Gloria Estefan [1957- ]
Beginning in the mid-1980s, Gloria Estefan emerged as one of the biggest new pop stars and went on to become the most popular crossover artist in Latin music history with seven Grammy Awards and sales of more than 80 million albums.
Gloria María Milagrosa Fajardo was born September 1, 1957, in Havana, Cuba, where her father was a Cuban soldier and bodyguard to Cuban dictator Fulgencio Batista. Following the 1959 Cuban revolution, the family fled the country, living first in Lafayette, Indiana, before finally settling in Miami, Florida.
In 1975 Fajardo and her cousin sat in as vocalists with the Miami Latin Boys, a local wedding band that changed its name to Miami Sound Machine after the two women joined. Fajardo became romantically involved with the band’s leader and keyboardist, Emilio Estefan, and they married in 1978. The band performed around Miami and began writing its own songs, blending the ballads and Latin pop epitomized by Julia Iglesias with disco, funk and R&B. The band released several Spanish-language albums, but it was their first English-language album, 1984’s Eyes of Innocence and its hit, Dr. Beat, that saw the band enjoy its first success beyond their Latin audience.

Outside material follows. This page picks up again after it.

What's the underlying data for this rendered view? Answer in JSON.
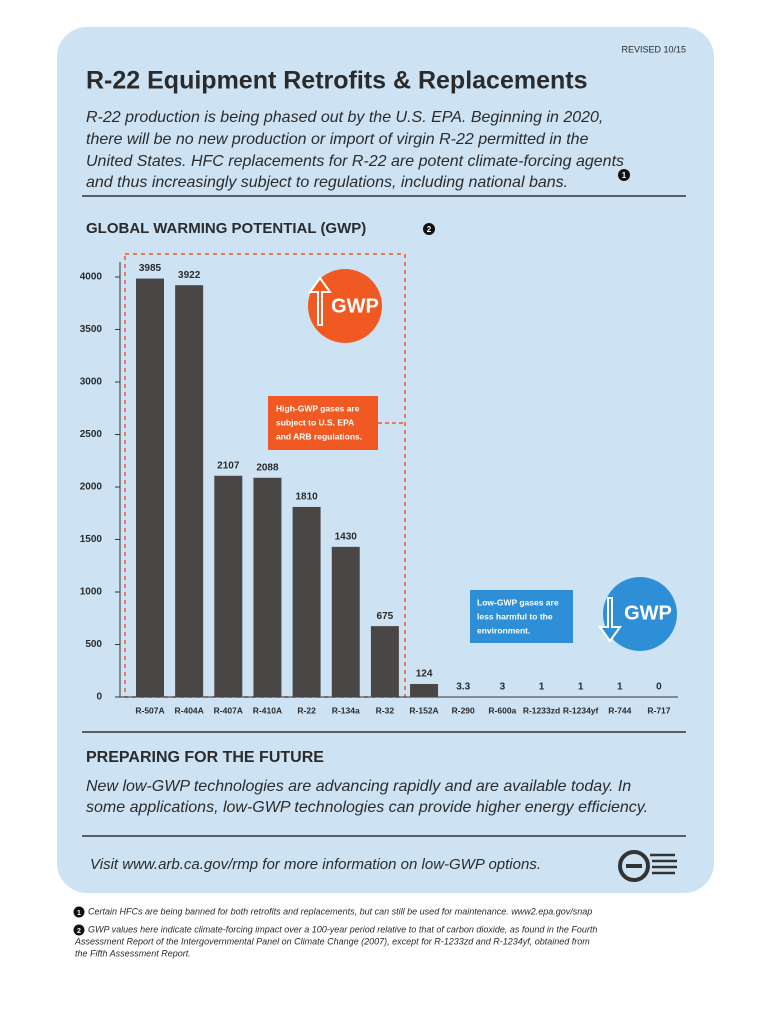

A year later Miami Sound Machine had even more success with its next album, Primitive Love, which produced three Top 10 hits: Conga, Words Get in the Way and Can’t Stay Away from You. The album, and particularly the single, Conga, which was played on dance floors throughout the world, catapulted the band from regional heroes to international stars.
In 1988 with the release of Let It Loose, the band billed themselves as Gloria Estefan & Miami Sound Machine, acknowledging her role as lead singer and star. The album scored four hit singles, including Rhythm’s Gonna Get You, and sold more than three million copies. A year later with Cuts Both Ways, the band became simply, Gloria Estefan, and scored the Number One hit single, Don’t Wanna Lose You. While Estefan and the band were touring in support of the album, she suffered a broken back when a tractor trailer struck her tour bus, seriously injuring her, Emilio Estefan and their son. After the family recovered, Estefan chronicled the near-tragedy on the hit single, Coming Out of the Dark, on her next album, Into the Light.

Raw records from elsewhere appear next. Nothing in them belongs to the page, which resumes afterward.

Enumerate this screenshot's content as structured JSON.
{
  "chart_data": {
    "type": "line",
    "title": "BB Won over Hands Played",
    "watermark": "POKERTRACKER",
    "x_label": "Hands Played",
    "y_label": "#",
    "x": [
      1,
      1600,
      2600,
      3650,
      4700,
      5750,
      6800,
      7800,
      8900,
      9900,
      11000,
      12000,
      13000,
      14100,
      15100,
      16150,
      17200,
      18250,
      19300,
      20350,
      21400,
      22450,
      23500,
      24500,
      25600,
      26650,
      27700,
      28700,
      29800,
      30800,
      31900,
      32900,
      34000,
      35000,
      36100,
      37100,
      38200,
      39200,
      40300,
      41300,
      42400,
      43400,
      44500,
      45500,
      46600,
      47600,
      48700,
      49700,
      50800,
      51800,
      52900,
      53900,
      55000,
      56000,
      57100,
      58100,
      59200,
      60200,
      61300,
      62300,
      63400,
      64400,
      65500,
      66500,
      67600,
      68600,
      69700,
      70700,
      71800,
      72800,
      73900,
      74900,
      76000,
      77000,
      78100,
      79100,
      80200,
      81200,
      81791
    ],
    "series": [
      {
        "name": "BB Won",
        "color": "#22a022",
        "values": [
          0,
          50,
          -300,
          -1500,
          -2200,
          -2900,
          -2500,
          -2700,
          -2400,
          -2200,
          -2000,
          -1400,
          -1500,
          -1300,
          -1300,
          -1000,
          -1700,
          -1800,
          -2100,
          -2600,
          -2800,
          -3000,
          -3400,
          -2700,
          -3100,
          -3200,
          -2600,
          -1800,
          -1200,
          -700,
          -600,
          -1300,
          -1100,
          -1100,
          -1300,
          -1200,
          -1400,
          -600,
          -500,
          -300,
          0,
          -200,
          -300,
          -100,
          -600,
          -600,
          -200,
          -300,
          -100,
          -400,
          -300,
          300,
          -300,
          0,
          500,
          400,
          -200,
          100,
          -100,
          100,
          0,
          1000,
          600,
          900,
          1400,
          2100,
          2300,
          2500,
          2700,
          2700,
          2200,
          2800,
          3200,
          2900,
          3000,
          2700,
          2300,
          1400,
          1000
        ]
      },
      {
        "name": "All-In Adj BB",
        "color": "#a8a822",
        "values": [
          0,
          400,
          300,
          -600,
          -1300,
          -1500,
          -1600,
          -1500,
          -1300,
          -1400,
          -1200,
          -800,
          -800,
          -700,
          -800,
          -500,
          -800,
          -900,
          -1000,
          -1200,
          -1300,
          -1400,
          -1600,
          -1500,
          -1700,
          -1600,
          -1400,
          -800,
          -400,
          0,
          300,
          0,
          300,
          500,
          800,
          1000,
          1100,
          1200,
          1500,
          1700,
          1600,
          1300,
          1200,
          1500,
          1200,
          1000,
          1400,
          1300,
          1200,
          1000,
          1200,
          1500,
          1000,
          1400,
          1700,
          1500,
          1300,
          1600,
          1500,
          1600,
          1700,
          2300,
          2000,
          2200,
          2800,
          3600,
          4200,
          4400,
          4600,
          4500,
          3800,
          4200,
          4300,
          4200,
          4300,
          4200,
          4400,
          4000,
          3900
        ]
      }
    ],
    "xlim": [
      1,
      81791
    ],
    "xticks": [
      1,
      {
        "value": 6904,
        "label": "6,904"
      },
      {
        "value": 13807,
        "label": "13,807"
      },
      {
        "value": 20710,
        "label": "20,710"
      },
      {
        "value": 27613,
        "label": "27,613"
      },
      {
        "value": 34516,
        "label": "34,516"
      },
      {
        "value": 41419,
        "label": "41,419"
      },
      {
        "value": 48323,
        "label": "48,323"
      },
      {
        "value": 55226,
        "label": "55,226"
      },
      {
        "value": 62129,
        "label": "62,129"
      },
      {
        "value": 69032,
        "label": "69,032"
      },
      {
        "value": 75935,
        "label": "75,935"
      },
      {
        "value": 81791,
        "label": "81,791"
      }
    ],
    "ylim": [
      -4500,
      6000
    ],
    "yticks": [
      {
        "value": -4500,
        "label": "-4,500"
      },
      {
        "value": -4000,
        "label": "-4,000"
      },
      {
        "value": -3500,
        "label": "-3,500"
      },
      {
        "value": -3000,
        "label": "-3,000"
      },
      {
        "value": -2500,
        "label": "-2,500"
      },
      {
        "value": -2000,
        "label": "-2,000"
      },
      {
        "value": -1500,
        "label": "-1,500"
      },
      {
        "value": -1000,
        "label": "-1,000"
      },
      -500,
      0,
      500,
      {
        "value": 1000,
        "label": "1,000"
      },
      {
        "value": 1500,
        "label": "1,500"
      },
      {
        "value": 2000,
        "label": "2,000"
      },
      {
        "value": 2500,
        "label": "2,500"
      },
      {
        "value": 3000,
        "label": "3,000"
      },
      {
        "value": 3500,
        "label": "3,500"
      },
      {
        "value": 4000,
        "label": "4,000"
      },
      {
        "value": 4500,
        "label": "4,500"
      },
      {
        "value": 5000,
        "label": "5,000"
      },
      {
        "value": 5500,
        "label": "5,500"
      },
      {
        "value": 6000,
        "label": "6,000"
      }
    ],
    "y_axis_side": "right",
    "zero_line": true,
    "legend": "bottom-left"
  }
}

Esteban returned to her Cuban roots in 1993 with Mi Tierra, her first Spanish-language album in several years. It won a Grammy Award for Best Tropical Album and began a pattern of Estefan alternating between Spanish-language and English-language albums, further broadening her already vast audience.

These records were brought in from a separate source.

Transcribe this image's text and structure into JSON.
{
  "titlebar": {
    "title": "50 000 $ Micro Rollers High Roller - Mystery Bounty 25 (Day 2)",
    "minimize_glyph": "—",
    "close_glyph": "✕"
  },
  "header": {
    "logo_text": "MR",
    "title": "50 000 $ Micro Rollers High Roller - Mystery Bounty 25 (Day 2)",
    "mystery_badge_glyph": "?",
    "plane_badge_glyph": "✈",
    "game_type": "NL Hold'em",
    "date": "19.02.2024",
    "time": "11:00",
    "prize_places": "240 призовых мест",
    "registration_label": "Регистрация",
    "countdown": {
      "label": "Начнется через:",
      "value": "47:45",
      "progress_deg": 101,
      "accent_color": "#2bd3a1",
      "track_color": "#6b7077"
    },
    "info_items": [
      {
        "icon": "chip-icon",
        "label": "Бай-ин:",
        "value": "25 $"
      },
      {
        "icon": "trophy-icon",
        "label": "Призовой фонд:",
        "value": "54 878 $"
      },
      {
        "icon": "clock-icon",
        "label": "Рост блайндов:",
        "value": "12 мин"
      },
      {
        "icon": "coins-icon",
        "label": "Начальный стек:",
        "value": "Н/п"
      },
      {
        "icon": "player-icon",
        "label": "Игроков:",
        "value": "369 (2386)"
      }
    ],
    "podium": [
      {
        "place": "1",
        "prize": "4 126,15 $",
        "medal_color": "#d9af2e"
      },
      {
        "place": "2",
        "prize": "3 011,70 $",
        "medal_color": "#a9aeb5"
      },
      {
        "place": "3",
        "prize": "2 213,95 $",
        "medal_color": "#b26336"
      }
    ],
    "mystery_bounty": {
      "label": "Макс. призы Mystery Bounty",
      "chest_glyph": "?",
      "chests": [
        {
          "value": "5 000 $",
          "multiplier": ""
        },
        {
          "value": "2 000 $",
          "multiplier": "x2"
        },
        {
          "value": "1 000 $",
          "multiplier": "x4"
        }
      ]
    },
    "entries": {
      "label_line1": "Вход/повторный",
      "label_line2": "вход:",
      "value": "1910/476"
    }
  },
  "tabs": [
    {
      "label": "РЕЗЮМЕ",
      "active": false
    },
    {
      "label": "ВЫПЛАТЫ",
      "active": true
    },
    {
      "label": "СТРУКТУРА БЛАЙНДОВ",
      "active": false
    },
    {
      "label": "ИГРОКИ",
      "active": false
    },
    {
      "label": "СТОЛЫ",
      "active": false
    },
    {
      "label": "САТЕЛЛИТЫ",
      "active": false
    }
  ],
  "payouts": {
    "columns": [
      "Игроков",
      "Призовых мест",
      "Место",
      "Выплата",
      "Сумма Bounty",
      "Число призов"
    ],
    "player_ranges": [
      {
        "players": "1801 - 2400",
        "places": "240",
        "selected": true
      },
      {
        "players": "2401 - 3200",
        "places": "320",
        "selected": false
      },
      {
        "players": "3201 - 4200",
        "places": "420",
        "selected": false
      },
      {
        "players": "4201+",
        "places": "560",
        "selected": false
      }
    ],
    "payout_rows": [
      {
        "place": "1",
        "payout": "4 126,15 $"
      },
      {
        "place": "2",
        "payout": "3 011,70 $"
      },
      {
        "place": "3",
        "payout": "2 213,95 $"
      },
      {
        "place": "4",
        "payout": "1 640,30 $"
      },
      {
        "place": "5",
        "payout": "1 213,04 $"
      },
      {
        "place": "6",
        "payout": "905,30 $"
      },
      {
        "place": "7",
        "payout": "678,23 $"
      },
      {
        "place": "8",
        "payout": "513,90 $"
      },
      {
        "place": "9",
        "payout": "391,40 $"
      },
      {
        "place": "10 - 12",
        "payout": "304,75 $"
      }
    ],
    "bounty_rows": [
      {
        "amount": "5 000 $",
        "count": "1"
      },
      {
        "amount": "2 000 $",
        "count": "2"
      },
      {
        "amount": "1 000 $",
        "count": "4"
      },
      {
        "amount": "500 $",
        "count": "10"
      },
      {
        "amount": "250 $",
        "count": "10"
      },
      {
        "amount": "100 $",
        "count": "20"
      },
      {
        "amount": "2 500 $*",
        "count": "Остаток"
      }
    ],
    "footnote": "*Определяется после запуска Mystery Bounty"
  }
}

Estefan also began to pursue other artistic endeavors. In 1999 she made her film debut, working with Meryl Streep in Music of the Heart and performing the movie’s hit title single with *NSYNC. She wrote two children’s books, including Noelle’s Treasure Trail (2006), a New York Times Bestseller for children’s books. During the last two decades, the success of her diverse projects have made Estefan an international multimedia superstar whose global appeal extends far beyond her musical career.